Arlene TRIBBIA



Arlene Tribbia grew up in Chicago and has written for The Chicago Tribune for a number of years. Her poetry and short stories have appeared in literary journals in the United States and Canada. Two of her stories have been nominated for this year’s Pushcart Prize. She’s currently writing a novel, Silent Light.


HOUSE OF LIARS

Who is that old blind man, playing a game of nights with himself, knowing he has lost before the ghosts shuffle the cards one last time? He perches on the concrete bench endlessly playing, shuffling his hands through the air as if jacks, kings and queens were skimming an imaginary tabletop. There are no cards, no players. Only emptiness.

Mornings, we peer down at him from our office window.  

When we leave for lunch, he’s still there. He’s carefully laid a New York Yankees baseball cap, a plaid shirt and a pair of frayed khaki pants on the sidewalk. He points at the empty clothes, yells, “You stop cheating. I won’t put up with it. I won’t. Cheating ruins men, countries, nations. Do you not understand the gravity? Cheating begins small and leads to ruination.”
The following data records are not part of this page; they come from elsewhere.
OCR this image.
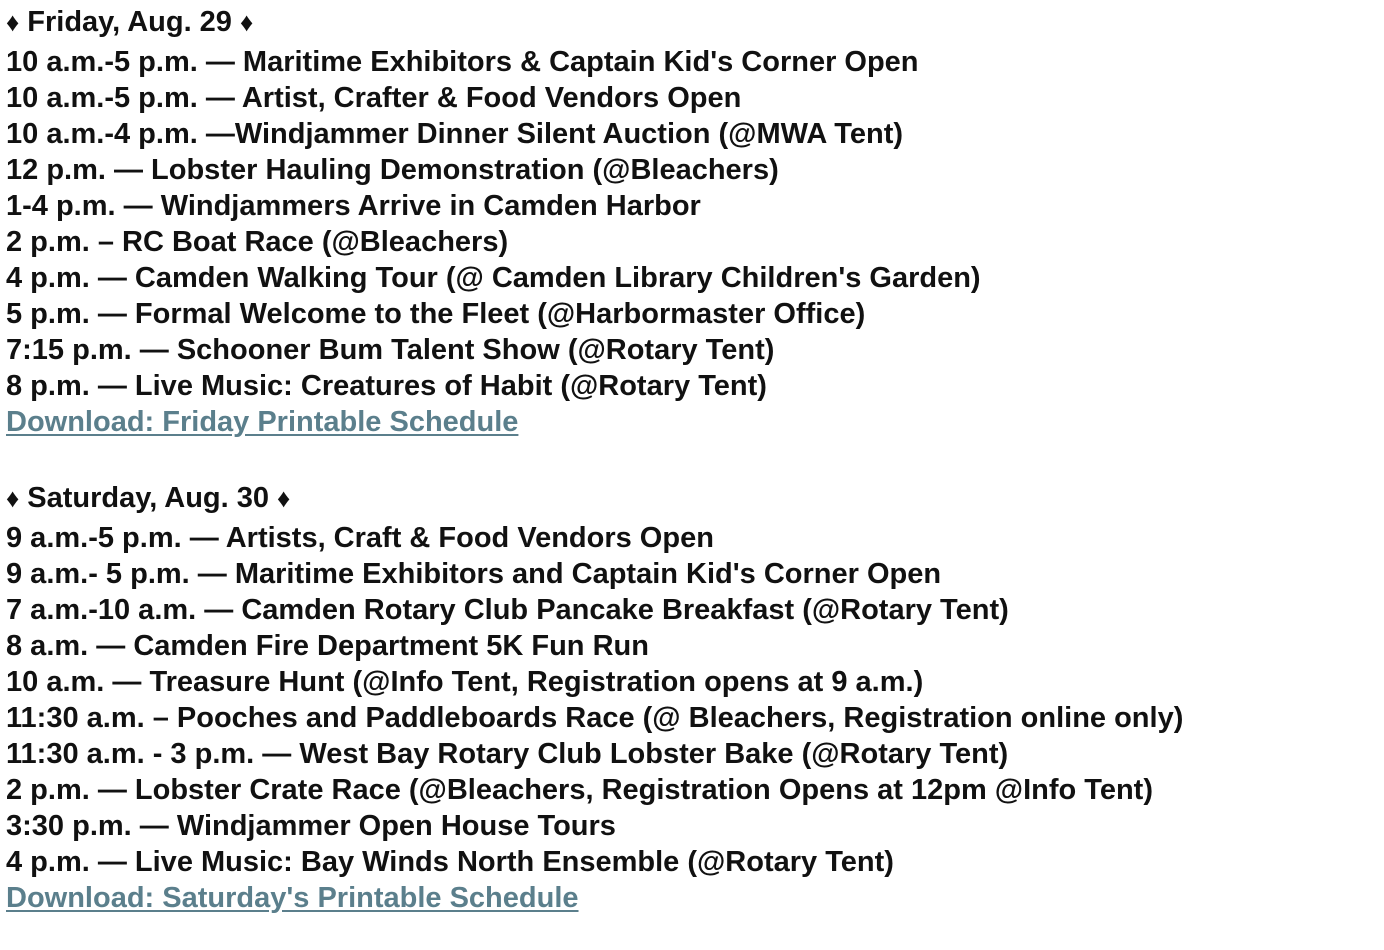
♦ Friday, Aug. 29 ♦
10 a.m.-5 p.m. — Maritime Exhibitors & Captain Kid's Corner Open
10 a.m.-5 p.m. — Artist, Crafter & Food Vendors Open
10 a.m.-4 p.m. —Windjammer Dinner Silent Auction (@MWA Tent)
12 p.m. — Lobster Hauling Demonstration (@Bleachers)
1-4 p.m. — Windjammers Arrive in Camden Harbor
2 p.m. – RC Boat Race (@Bleachers)
4 p.m. — Camden Walking Tour (@ Camden Library Children's Garden)
5 p.m. — Formal Welcome to the Fleet (@Harbormaster Office)
7:15 p.m. — Schooner Bum Talent Show (@Rotary Tent)
8 p.m. — Live Music: Creatures of Habit (@Rotary Tent)
Download: Friday Printable Schedule
♦ Saturday, Aug. 30 ♦
9 a.m.-5 p.m. — Artists, Craft & Food Vendors Open
9 a.m.- 5 p.m. — Maritime Exhibitors and Captain Kid's Corner Open
7 a.m.-10 a.m. — Camden Rotary Club Pancake Breakfast (@Rotary Tent)
8 a.m. — Camden Fire Department 5K Fun Run
10 a.m. — Treasure Hunt (@Info Tent, Registration opens at 9 a.m.)
11:30 a.m. – Pooches and Paddleboards Race (@ Bleachers, Registration online only)
11:30 a.m. - 3 p.m. — West Bay Rotary Club Lobster Bake (@Rotary Tent)
2 p.m. — Lobster Crate Race (@Bleachers, Registration Opens at 12pm @Info Tent)
3:30 p.m. — Windjammer Open House Tours
4 p.m. — Live Music: Bay Winds North Ensemble (@Rotary Tent)
Download: Saturday's Printable Schedule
Evenings, after work, we wonder: Is it an old friend, a card player he’s talking to? A long ago colleague? Did he once lose in a game of cards or was there some kind of  accusation from his past that haunts him to this day and now he recreates his winning hand over and over again all day long? And yet, the ghost of voices never let him win. Joseph, my boss, says the man is a casualty of the city. “A damn shame.  I heard he went to Princeton.” 

David, a programmer who works along side me, says, “He’s the blind prophet of burning cities. A human omen. Watch.”

Who was that boy once playing in a schoolyard, not seeing that years later he will be old, blind, shuffling around inside his memories and living in a house of liars with kings, queens and cheaters who leave him alone to wrestle with the dark?